How Do Employment Trial Periods Work?

Trial periods take away a new employee’s ability to raise a personal grievance for unjustified dismissal. This is applicable only if they are dismissed within the designated time period of the trial (usually 90 days, which is the maximum allowed). 

Typically, to dismiss an employee, you would have to go through a poor performance or misconduct process. Trial periods allow you more flexibility when hiring. This is because you have the security of being able to dismiss an employee if they are a bad fit for the role without needing a time-consuming and expensive employment process.

If a new employee at your business is not performing well on their trial period, you can give notice to them that you are dismissing them using the trial period clause. You do not necessarily have to give reasons when you are dismissing the employee. Similarly, you do not have to give them an opportunity to respond, but it is best practice to do so. However, if the employee does ask why you are  dismissing them, you need to give a reason. 

If the new employee at your business performs well on their trial period, and you would like to keep them as an employee, there is nothing you need to do. At the end of the 90 days or the period of the trial, the trial ceases, and their employment continues. 

What Rights Do Employees on Trial Periods Have?

Employees on trial periods have the same set of employment rights and responsibilities as any other employees. The key exception is that they cannot bring a personal grievance for unjustified dismissal. You should  treat them the same as all other employees who are not on a trial period.

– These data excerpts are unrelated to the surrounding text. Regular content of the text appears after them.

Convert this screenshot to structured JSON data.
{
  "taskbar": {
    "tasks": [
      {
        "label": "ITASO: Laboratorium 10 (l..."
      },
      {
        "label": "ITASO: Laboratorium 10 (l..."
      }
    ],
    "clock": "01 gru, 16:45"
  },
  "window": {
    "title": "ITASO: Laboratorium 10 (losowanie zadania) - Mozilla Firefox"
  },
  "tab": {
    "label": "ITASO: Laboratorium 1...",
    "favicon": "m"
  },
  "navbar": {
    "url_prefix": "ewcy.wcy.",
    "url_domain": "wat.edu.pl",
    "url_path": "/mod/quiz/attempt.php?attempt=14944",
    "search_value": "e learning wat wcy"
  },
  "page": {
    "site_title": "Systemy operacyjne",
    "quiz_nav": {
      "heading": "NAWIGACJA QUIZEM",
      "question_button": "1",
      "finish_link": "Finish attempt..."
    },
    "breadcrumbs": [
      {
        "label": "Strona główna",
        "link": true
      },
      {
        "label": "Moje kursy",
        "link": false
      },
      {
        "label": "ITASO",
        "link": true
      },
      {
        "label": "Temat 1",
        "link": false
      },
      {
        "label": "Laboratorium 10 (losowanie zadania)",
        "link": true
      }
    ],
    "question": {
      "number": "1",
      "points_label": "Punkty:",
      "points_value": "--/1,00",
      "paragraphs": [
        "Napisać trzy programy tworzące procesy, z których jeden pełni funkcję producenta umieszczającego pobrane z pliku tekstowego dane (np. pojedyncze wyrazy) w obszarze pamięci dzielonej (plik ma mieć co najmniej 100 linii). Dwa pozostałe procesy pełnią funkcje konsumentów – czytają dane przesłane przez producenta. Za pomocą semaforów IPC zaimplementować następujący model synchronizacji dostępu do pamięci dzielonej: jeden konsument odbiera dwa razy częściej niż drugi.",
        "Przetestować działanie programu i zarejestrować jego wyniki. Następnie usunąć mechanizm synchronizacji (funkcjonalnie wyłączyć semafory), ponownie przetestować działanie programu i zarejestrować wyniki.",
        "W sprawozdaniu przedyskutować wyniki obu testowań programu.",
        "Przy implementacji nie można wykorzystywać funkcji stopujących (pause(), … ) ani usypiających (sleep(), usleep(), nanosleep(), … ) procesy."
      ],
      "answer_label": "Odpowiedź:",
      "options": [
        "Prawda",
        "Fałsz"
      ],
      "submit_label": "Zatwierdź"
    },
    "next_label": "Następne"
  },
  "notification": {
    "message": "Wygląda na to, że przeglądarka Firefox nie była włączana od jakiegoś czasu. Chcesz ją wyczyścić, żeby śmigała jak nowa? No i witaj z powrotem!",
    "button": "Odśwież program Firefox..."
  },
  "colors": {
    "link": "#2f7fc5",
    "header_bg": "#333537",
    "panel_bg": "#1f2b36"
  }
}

Note that even when an employee is on a trial period, they can still bring a personal grievance against your business on grounds other than about their dismissal. For instance, they would still be able to raise a claim about any:

  • discrimination;
  • sexual or racial harassment;
  • pressure about union membership; or
  • matter involving something the business does that unjustifiably disadvantages them.

What Would Make an Employment Trial Period Invalid?

If you want to use trial periods in your business when hiring new employees, it is essential to get the process right. If the trial period was not entered into legally, it will not be enforceable, and the employee would have the ability to raise a personal grievance if you dismissed them. Some things that would make a trial period invalid include:

  • if the trial period is not clearly set out in the employment agreement (this is the most common mistake made by employers); 
  • where the employee has not been expressly told they will be employed on a trial period before they start work. If an employee starts work before they have signed an employment contract agreement with a trial period, an employer cannot dismiss them on a trial period; and
  • where the employer dismisses an employee on a trial period without giving the proper amount of notice. If an employee has a notice period of a week in their agreement, an employer cannot immediately dismiss them. 

Who Can Use Employment Trial Periods?

Only small-to-medium-sized businesses and organisations are allowed to use employment trial periods in New Zealand. These are defined as employers of 19 employees or fewer. Bigger employers are not allowed to use trial periods but can use probationary periods instead. Previously, all employers were allowed to use trial periods, but that was changed a few years ago to tighten use to smaller employers.

You cannot use trial periods if offering a new role to a person who already works for your company.

Key Takeaways

Employment trial periods offer small and medium-sized businesses the opportunity to ‘trial’ new employees for a 90 day trial period. During this period, they can dismiss the employee without needing to go through a usual dismissal process like poor performance or misconduct. However, it is vital to ensure that the trial period is valid, clearly set out in the employment agreement and that you give reasonable notice when dismissing an employee on a trial. Larger businesses can use a probation period instead of a trial period. 

If you have any other questions using trial periods, contact LegalVision’s employment lawyers on 0800 005 570 or complete the form on this page.

FAQs

Can any employer use a trial period?

No. Only employers with 19 or fewer employees can use trial periods for new employees. For bigger employers, any trial period is automatically unenforceable.

How much notice do I have to give when dismissing an employee on a trial period?

It depends on the notice required in the employment agreement.You have to give at least the duration provided for in the agreement.

What rights employees on trial periods have?

Employees on trial periods have the same set of rights and responsibilities as any other employee. The only difference is that they cannot raise a claim for being dismissed if they are dismissed via a valid trial period clause.